Foram leituras, pesquisas e documentários assistidos pela terapeuta na busca por conhecer a história do povo judeu. Também revisitou álbuns e as memórias da infância.

"Sempre fui muito ligada à história da família e cresci com uma tia-avó me falando que nossos ancestrais eram judeus, ela me contava sobre os nossos bisavós e, criança, eu ficava encantada", lembra Luciana.

Legenda: Família Quixadá, que descendem dos Ximenes Aragão, linhagem que conecta à matriarca judia Branca Dias. Na imagem, de preto, está Eulália Quixadá (bisavó de Luciana) e ao seu lado Alzira Quixadá (avó de Luciana) e José Lima (pai de Luciana) ainda criança
Foto: Acervo pessoal

Os contos ouvidos ganharam nomes específicos quando Luciana procurou um escritório de advocacia para fazer um estudo genealógico. "Eles pedem que a gente passe informações, pelo menos, até os nossos bisavós. Esse é o primeiro passo", descreve.

O executivo de comunicação Alessandro Abreu, de 55 anos, acompanhou a esposa Luciana de perto durante o processo. Apesar de também ter um sobrenome sugestivo de ligação com os judeus, não foi necessário fazer o mesmo procedimento já que a cidadania portuguesa também pode ser obtida pelo vínculo do casamento.

"Como são especializados nisso, eles já têm as diversas conexões judaico-sefarditas que chegam até o Brasil. Já têm todas as linhagens e precisam conectar à árvore genealógica”, complementa Alessandro sobre o acompanhamento pelo escritório Martins Castro Consultoria Internacional.

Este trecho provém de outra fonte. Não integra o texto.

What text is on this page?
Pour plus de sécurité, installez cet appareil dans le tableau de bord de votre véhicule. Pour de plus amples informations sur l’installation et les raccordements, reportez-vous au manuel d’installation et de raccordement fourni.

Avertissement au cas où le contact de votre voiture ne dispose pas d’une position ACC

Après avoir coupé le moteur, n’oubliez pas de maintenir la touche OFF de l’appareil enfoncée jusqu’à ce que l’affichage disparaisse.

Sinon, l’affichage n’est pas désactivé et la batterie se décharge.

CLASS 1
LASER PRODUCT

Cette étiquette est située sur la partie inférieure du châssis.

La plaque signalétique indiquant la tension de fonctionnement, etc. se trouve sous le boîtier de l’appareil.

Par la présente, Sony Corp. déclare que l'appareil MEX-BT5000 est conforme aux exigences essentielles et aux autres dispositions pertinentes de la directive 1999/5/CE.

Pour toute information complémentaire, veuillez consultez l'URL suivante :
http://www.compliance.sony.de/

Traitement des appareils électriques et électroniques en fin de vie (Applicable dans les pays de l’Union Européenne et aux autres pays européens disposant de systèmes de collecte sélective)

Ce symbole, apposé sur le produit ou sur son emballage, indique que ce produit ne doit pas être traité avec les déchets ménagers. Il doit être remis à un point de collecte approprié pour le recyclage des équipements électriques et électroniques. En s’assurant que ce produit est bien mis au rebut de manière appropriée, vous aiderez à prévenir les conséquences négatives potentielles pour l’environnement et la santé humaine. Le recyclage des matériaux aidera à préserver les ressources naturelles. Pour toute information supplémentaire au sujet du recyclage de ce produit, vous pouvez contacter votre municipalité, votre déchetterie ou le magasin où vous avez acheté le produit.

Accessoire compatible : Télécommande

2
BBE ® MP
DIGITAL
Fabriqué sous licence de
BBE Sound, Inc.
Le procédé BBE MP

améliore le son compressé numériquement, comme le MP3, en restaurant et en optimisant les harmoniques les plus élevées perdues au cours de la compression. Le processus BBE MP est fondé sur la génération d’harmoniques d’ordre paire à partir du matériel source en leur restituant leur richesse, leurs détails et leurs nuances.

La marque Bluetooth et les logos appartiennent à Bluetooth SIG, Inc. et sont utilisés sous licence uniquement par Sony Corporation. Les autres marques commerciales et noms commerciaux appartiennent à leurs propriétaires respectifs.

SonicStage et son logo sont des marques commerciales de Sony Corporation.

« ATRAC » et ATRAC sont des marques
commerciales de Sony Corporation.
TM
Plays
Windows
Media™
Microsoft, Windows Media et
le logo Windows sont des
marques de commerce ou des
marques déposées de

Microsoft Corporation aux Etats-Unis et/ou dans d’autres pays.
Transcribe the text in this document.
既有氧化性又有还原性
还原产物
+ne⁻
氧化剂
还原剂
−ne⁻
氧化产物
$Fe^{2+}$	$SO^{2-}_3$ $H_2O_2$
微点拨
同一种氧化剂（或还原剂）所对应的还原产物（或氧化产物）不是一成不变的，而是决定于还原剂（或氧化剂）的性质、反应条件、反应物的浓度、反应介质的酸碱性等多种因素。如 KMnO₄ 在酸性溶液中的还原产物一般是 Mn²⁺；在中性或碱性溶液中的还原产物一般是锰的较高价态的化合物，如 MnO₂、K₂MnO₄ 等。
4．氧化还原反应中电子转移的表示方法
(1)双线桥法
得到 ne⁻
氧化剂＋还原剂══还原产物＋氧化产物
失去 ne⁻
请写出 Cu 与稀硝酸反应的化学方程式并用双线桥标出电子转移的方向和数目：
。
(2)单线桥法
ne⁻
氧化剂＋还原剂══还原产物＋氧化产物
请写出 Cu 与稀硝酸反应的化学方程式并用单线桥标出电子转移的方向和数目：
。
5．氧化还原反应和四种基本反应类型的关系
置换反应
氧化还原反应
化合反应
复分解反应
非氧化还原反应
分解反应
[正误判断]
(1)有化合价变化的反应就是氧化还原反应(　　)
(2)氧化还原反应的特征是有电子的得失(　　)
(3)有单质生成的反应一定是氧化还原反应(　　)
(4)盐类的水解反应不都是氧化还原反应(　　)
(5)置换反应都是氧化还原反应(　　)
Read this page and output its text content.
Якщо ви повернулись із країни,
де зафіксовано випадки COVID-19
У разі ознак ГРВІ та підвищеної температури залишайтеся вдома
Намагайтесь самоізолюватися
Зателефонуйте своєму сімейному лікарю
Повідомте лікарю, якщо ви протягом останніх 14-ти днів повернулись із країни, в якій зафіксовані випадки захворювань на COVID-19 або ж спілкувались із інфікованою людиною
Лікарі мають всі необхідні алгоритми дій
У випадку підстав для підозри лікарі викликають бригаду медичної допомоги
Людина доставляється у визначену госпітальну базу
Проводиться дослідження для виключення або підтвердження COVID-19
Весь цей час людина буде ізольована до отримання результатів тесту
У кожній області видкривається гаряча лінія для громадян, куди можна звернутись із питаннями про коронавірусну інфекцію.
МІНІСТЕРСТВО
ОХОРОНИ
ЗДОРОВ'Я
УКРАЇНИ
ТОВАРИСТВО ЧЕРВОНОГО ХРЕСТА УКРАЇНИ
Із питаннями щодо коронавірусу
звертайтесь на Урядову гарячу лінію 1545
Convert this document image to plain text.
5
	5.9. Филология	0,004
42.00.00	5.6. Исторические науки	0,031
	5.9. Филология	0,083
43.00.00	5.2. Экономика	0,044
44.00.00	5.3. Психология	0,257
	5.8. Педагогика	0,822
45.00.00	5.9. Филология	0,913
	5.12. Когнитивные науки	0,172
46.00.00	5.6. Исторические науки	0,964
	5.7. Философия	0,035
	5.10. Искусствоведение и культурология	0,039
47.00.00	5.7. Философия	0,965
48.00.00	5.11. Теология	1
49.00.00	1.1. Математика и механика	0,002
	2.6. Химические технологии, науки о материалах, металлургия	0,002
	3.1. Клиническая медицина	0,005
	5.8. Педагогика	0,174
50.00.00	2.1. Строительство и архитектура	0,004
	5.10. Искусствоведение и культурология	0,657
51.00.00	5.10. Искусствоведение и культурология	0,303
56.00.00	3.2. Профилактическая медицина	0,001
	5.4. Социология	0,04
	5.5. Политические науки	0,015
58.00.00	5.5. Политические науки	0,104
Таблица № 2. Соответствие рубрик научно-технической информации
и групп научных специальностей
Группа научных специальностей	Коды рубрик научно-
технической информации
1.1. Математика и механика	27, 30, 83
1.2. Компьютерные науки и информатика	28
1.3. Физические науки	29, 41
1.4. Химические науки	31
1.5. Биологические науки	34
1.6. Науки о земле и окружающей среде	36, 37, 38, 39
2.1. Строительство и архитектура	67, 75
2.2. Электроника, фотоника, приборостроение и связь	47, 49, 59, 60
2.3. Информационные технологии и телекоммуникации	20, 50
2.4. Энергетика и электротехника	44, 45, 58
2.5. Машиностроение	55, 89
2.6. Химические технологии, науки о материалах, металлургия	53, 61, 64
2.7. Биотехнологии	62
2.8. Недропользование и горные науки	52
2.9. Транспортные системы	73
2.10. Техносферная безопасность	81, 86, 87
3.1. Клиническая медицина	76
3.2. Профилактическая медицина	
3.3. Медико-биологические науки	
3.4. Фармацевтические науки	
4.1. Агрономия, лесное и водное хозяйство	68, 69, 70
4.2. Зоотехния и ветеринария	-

Entre os parentes de outros tempos, Luciana constatou ser pertencente à família de Branca Dias – personalidade portuguesa que veio para Pernambuco, criou a sinagoga no Brasil e contribuiu para a resistência judaica e educação no Nordeste.

"Foi uma alegria impressionante para mim, eu já vinha estudando a história dos judeus e, quando me deram esse nome e eu fui fazer a pesquisa, fiquei sem acreditar", compartilha.

Me peguei chorando pensando em quantas vidas, quantos sonhos, quantas dores e quantas perseguições, mas também quantos amores aconteceram para que eu estivesse aqui. Tudo isso é muito mágico
Luciana Abreu
Terapeuta Ocupacional

Mas para conseguir a documentação, como frisa Luciana, além de encontrar as conexões é preciso comprová-las e isso exige análise que pode chegar até 15 gerações. Para o casal, essa oportunidade representa uma identificação familiar e o caminho para viver no País.

"É para além de uma nacionalidade europeia, que tem o seu valor na possibilidade de acesso, de me qualificar, segurança para os nossos filhos, na qualidade de vida", conclui a terapeuta. No caso do filho que já vive com os dois, por exemplo, os custos com a graduação são cerca de 10% do que estudantes estrangeiros têm.

Como funciona o processo

A primeira etapa para conseguir a cidadania portuguesa por vínculo com judeus sefarditas é montar a árvore genealógica e verificar se há algum laço do tipo. Isso geralmente é feito por intermédio de escritórios de advocacia.

No caso de Luciana e Alexandre, a assessoria dada ao casal possui acesso aos acervos de registros civis e, do período anterior à Proclamação da República, da Igreja Católica, que documentava os batismos e casamentos.

"Quando não há prova documental primária, há os registros nos livros, como na Nobiliarchia pernambucana, por exemplo, existem alguns livros que descrevem as genealogias de algumas filhas do Nordeste, São Paulo e Minas Gerais, por exemplo", detalha Luciana.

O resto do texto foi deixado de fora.